Step1: Analyze \( f(x) = x^3 - x^2 + 1 \) for positive roots

The coefficients of \( f(x) \) are \( 1, -1, 1 \). The sign changes: from \( 1 \) to \( -1 \) (1st change), from \( -1 \) to \( 1 \) (2nd change). By Descartes’ Rule, the number of positive real roots is either \( 2 \) or \( 2 - 2 = 0 \).

Step2: Analyze \( f(-x) = (-x)^3 - (-x)^2 + 1 = -x^3 - x^2 + 1 \) for negative roots

The coefficients of \( f(-x) \) are \( -1, -1, 1 \). The sign change: from \( -1 \) to \( 1 \) (1st change). So the number of negative real roots is \( 1 \) (since \( 1 - 2 = -1 \), we take the non - negative value, so only \( 1 \) possible negative real root).

Step3: Determine total roots

A cubic equation has \( 3 \) roots (real + imaginary). Let the number of positive real roots be \( p \), negative real roots be \( n \), and imaginary roots be \( i \).

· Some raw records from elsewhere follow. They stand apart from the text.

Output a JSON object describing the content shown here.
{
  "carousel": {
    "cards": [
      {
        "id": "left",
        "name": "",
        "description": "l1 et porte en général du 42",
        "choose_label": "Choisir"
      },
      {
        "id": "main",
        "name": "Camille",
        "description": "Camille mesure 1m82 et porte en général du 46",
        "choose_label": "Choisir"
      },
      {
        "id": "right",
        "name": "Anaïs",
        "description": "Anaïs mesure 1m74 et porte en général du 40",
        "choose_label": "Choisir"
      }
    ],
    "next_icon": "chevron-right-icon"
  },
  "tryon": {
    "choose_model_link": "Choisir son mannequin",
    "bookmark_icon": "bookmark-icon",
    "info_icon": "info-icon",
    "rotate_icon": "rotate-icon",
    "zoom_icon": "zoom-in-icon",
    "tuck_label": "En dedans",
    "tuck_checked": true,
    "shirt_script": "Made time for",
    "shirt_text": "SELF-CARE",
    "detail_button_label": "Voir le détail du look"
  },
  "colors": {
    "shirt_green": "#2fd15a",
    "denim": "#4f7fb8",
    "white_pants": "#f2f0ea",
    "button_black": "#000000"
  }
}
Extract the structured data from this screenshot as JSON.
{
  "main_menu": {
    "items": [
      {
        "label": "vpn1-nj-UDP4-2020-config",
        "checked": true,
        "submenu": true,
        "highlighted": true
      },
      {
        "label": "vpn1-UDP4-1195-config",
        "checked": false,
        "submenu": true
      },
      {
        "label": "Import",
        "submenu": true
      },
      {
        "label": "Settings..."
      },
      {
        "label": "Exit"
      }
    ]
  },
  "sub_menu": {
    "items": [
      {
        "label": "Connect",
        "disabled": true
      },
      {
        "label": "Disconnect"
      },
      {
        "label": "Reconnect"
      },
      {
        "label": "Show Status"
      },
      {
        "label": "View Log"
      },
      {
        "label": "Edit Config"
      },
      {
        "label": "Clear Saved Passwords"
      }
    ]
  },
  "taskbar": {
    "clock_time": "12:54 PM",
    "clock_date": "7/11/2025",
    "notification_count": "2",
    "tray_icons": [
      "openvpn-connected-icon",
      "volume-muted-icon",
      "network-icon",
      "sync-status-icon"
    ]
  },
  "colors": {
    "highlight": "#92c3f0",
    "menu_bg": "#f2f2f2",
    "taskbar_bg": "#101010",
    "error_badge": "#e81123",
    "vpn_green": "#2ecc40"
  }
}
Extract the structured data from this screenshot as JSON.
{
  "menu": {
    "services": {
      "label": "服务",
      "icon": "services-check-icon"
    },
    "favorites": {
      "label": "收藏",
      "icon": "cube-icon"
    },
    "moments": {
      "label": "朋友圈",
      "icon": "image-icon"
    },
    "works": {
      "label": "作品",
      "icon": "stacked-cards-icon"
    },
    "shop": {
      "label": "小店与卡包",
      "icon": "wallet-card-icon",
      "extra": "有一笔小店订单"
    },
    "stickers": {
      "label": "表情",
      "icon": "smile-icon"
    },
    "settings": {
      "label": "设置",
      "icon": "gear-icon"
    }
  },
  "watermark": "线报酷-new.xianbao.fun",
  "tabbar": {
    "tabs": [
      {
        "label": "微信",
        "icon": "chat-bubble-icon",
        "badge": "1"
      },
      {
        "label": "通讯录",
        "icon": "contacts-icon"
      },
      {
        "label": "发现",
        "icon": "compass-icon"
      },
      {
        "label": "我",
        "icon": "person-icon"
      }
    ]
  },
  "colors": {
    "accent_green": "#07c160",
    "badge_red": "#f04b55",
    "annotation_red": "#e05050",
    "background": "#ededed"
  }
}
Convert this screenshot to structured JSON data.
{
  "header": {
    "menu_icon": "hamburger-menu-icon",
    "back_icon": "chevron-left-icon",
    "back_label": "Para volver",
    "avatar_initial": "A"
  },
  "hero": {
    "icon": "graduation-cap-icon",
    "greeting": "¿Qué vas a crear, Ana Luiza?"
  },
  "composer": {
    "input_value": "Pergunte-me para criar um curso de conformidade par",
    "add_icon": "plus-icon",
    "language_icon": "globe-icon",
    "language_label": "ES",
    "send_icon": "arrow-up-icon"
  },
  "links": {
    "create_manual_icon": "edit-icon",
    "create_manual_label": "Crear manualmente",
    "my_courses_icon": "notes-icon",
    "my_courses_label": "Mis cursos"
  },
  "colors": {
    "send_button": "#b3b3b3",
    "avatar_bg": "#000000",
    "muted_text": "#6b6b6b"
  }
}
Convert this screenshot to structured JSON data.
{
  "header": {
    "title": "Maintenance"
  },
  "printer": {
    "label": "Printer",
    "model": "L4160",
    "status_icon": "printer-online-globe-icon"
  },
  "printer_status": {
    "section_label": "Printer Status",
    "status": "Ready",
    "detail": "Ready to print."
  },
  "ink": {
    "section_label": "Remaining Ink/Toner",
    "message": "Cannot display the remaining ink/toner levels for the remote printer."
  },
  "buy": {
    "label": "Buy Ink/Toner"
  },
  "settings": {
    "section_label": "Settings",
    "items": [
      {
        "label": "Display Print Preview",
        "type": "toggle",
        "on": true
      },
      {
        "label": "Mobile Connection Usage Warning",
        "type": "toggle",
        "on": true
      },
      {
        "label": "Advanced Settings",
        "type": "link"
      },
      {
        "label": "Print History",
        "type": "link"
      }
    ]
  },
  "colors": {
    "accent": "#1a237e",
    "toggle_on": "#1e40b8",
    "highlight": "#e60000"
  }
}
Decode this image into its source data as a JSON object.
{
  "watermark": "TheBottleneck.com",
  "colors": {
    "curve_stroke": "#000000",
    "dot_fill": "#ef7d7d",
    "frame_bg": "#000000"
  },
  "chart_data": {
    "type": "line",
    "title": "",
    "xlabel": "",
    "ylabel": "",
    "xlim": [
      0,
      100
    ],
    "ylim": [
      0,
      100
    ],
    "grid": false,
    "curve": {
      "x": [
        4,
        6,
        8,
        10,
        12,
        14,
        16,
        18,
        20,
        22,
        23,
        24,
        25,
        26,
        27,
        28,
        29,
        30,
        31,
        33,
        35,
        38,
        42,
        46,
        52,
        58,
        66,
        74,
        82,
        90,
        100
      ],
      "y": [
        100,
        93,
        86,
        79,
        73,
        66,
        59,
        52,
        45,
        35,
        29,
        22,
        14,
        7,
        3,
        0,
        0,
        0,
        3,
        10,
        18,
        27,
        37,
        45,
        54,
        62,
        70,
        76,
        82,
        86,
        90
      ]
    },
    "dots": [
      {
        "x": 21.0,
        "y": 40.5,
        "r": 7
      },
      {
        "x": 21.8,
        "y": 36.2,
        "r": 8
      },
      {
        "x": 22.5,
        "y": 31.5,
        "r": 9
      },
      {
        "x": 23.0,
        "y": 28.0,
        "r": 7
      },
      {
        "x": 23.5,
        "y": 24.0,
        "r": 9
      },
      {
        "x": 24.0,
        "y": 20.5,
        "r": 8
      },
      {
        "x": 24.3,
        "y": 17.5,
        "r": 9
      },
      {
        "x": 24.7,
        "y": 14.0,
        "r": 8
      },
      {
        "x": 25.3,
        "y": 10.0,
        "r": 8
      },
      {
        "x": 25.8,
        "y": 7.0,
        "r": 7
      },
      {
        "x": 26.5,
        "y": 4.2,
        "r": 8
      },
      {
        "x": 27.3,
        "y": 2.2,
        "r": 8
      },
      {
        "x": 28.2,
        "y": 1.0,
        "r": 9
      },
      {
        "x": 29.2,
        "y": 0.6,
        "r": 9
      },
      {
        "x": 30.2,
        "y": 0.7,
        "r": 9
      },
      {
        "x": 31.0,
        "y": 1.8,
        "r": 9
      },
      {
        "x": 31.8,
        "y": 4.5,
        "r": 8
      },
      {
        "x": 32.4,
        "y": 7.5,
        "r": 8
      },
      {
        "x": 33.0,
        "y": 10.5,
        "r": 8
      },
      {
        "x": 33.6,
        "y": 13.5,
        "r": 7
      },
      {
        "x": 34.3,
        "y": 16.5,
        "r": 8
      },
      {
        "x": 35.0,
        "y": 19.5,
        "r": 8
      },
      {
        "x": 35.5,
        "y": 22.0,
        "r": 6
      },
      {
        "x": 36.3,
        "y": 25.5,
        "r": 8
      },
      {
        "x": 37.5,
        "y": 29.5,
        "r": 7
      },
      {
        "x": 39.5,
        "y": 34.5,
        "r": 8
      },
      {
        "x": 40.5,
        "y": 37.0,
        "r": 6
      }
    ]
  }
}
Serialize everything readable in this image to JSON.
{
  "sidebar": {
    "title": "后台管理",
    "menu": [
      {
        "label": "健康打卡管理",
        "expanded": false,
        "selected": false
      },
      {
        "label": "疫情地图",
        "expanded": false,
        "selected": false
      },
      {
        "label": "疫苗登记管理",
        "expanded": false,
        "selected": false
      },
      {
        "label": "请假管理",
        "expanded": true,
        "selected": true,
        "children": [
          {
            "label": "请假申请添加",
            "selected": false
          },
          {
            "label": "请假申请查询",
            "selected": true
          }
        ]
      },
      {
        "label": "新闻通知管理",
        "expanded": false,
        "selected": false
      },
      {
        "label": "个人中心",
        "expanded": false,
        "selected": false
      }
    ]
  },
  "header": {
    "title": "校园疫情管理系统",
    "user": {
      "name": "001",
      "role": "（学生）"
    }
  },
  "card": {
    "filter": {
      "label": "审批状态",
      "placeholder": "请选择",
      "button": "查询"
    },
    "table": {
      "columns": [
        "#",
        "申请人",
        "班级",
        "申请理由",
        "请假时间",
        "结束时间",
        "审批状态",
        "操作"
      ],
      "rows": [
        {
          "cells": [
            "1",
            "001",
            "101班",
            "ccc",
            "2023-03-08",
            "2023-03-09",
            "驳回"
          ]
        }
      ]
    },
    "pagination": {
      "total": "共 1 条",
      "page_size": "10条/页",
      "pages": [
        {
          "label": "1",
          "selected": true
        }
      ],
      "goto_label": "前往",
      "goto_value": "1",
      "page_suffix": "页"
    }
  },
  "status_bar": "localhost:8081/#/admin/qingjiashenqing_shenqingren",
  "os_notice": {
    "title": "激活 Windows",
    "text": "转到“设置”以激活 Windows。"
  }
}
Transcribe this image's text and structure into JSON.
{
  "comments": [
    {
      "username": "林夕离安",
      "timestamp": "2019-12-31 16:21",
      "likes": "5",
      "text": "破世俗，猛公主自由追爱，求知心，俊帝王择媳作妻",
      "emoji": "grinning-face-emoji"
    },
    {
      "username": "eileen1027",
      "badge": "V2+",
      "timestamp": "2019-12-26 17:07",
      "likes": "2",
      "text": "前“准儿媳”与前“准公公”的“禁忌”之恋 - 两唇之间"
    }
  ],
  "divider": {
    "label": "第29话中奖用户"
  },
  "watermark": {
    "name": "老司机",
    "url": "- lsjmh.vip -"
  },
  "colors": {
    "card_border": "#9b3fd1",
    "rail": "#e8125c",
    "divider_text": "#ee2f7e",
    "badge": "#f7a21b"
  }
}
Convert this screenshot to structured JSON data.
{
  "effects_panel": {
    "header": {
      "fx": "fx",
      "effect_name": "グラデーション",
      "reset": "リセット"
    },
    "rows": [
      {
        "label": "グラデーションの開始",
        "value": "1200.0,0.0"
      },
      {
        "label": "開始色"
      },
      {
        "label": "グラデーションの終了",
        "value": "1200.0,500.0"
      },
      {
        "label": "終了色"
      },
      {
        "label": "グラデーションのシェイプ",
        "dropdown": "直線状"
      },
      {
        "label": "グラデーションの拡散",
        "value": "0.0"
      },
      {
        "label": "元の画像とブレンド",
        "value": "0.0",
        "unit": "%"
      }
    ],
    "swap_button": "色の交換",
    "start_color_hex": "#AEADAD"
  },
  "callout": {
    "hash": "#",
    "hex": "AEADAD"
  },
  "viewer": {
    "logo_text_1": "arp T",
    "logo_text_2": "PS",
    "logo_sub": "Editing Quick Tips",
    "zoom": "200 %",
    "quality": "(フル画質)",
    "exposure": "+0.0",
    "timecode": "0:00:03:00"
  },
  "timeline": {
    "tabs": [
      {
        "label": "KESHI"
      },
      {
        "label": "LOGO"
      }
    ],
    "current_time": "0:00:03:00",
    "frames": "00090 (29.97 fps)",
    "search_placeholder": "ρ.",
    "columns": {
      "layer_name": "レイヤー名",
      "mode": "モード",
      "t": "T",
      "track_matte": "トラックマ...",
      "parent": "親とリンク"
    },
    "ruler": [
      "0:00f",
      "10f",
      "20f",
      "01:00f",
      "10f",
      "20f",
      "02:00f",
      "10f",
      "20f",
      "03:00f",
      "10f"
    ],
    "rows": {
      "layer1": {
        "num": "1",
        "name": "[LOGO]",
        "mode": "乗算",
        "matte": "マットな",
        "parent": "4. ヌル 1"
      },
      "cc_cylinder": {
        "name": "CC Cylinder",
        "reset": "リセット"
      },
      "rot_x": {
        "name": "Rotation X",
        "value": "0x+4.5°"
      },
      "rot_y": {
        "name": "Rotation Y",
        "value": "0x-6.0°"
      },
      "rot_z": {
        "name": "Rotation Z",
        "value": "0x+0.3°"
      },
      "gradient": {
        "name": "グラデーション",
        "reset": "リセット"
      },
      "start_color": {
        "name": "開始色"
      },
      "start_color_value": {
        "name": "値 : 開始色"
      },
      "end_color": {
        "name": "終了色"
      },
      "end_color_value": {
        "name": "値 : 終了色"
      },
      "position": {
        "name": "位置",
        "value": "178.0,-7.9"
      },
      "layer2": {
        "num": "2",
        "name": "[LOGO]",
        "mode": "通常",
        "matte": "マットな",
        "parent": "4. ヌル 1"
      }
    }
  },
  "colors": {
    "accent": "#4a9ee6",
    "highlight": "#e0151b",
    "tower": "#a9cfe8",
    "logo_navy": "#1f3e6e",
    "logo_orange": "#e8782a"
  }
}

We know \( p + n + i = 3 \).

• Case 1: If \( p = 2 \), \( n = 1 \), then \( i = 3-(2 + 1)=0 \).
• Case 2: If \( p = 0 \), \( n = 1 \), then \( i = 3-(0 + 1)=2 \).

Answer:

Possible cases:

• Positive real roots: 2, Negative real roots: 1, Imaginary roots: 0.
• Positive real roots: 0, Negative real roots: 1, Imaginary roots: 2.